At times we might look at a person and admire their physical appearance, but as soon as they start talking we might start to find that person unattractive. Why is this? Why is it that despite their physical appearance we are taken aback by their words? Perhaps it is because “beauty is in the eye of the beholder”? And what does that quote mean?
This ancient Greek saying is expressing subjectivity in beauty. Since who are we to really set up what is and what is not beautiful? Are there really certain rules we must follow in order to be beautiful? Can the mind be attractive as well?
Being attractive is more than just looks. People are naturally drawn to confidence and personality. Our mind works like a magnet. A study by the University of Wisconsin-Madison made students in a classroom pick other students that looked physically attractive. As the semester progressed the study showed those students who did less work were found as less attractive than at the beginning of the semester.
Ancient philosophers like Plato would speak about the beauty of the mind, and how is it possible to fall in love with it.
“After this, he should regard the beauty of minds as more valuable than that of the body, so that, if someone has goodness of mind even if he has little of the bloom of beauty, he will content with him, and will love and care for him, and give birth to the kinds of discourse that help young men to become better” wrote Plato in The Symposium.
In other words, what the excerpt above suggests is that, once you find someone with a beautiful mind, his or her appearance is of no relevance. A great example of this is Pablo Picasso. Picasso had a total of 7 “muses” or lovers. He had two wives and four children by three women. Although Picasso wasn’t a Zac Efron or a Channing Tatum, Pablo Picasso did have a brilliant mind. Not only was he known as one of the fathers of cubism but also his art had great messages. Picasso’s piece “Guernica” which depicted the atrocities of the Spanish Civil war sent a great message of peace.
People like Picasso, have something that attracts us. Plato talked about knowledge in the allegory of the cave where a person spent most of his life in a cave. This person was tied to a chair and was forced to watch the shadows. After watching the shadows for so long and believing the shadows to be the ultimate truth, this person was released, to the station where people made the shadows. His eyes burned, but he got used to it, and he began making shadows for the people that were tied down. When this person got extremely good at making shadows he was sent out of the cave. Where he saw the light, the trees, and the water, which Plato would represent as the truth. But how does this relate to the truth?
The allegory itself talks about a society living in a cave, watching shadows, which can be things that distract the mind until someone opens up his/her mind, and begins to break free from the norms of society. That’s what Plato meant by the truth. Thus saying we can’t just see someone’s physical appearance and say they are beautiful until we really get to know the truth (who they are).

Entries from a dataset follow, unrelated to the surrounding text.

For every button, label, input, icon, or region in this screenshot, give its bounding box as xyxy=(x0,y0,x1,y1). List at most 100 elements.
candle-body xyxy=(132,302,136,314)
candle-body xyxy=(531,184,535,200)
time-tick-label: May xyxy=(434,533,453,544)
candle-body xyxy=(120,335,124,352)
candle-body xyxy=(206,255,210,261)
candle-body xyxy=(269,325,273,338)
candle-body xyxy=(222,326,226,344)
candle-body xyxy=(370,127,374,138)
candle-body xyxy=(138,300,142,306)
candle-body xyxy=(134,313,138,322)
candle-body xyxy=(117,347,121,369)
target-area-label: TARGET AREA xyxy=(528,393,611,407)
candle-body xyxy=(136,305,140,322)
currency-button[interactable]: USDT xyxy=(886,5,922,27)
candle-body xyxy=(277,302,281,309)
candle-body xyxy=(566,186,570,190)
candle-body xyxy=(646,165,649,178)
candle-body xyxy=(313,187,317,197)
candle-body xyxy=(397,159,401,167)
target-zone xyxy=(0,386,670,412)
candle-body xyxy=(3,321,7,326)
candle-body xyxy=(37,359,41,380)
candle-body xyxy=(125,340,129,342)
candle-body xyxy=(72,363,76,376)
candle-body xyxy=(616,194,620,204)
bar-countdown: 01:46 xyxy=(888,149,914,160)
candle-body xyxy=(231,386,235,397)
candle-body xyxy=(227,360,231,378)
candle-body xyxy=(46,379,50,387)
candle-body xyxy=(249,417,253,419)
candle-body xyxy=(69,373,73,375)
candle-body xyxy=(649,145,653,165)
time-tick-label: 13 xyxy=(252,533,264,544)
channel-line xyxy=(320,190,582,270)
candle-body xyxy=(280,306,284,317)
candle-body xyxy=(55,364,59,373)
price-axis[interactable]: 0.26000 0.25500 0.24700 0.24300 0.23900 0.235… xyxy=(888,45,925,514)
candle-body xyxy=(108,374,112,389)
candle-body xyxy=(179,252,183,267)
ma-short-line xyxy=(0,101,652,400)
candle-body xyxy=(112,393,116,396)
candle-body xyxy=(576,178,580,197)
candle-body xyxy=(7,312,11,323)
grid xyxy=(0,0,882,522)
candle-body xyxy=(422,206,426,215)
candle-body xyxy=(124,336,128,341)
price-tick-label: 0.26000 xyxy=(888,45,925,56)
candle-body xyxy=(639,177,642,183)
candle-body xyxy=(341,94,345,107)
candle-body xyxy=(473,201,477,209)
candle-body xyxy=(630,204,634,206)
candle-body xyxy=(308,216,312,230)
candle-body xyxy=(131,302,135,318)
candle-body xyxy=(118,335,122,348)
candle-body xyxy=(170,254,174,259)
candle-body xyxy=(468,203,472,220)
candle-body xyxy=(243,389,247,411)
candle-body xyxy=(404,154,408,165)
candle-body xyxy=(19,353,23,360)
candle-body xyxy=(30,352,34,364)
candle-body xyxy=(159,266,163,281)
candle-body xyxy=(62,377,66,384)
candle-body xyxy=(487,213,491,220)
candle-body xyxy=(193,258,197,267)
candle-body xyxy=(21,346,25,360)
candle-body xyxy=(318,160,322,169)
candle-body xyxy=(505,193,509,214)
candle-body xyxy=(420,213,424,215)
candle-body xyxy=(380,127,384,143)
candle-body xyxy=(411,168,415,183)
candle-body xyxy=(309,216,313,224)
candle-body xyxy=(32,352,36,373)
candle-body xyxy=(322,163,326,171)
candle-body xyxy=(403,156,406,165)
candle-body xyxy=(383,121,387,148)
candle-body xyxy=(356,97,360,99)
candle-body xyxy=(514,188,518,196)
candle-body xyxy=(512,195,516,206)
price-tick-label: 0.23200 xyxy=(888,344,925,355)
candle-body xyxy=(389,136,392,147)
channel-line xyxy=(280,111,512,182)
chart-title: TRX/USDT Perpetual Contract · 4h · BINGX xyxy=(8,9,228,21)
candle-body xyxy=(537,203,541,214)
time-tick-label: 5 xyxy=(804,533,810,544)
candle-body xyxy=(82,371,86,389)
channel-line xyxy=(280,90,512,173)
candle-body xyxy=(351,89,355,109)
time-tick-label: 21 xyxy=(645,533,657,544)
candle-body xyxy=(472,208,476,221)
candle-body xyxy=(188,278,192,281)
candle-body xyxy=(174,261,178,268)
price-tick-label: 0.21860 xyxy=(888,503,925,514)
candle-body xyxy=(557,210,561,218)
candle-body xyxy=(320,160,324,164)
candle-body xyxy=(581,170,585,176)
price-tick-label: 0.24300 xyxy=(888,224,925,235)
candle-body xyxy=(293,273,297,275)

Another case that I see in daily life is that of singers. People are attracted to the ideas these individuals interpret through their music and lyrics. People relate so well to the situation the singer is portraying and they are immediately attracted to it. A vivid case of this example could be the salsa singer Marc Anthony who sings about love and even though according to the media he might not be qualified as one of the most physically attractive men in the world, he has the charisma and personality people are attracted to.
Therefore let us not be blinded in this world full of physical appearances, especially in the case of women. Throughout the years, people have set standards of beauty. Before 1915 it was okay for women to not shave their armpits until a fashion magazine named “ Harper’s Bazaar” came up with an ad depicting a woman with no armpit hair. Although not shaving armpit hair has many benefits like softer skin and fewer irritation women today still shave their armpits. A person shouldn’t be judged by his or her looks but rather for who they are.
In the words of Dr. Seuss “Today, you are you! That is truer than true! There is no one alive who is you-er than you!”.
With that being said, I think it is upon us to feed the mind. To see the beauty beyond takes time, but is not impossible. One is beautiful by the way he or she is, one just needs to expand the mind, and the right person will come along.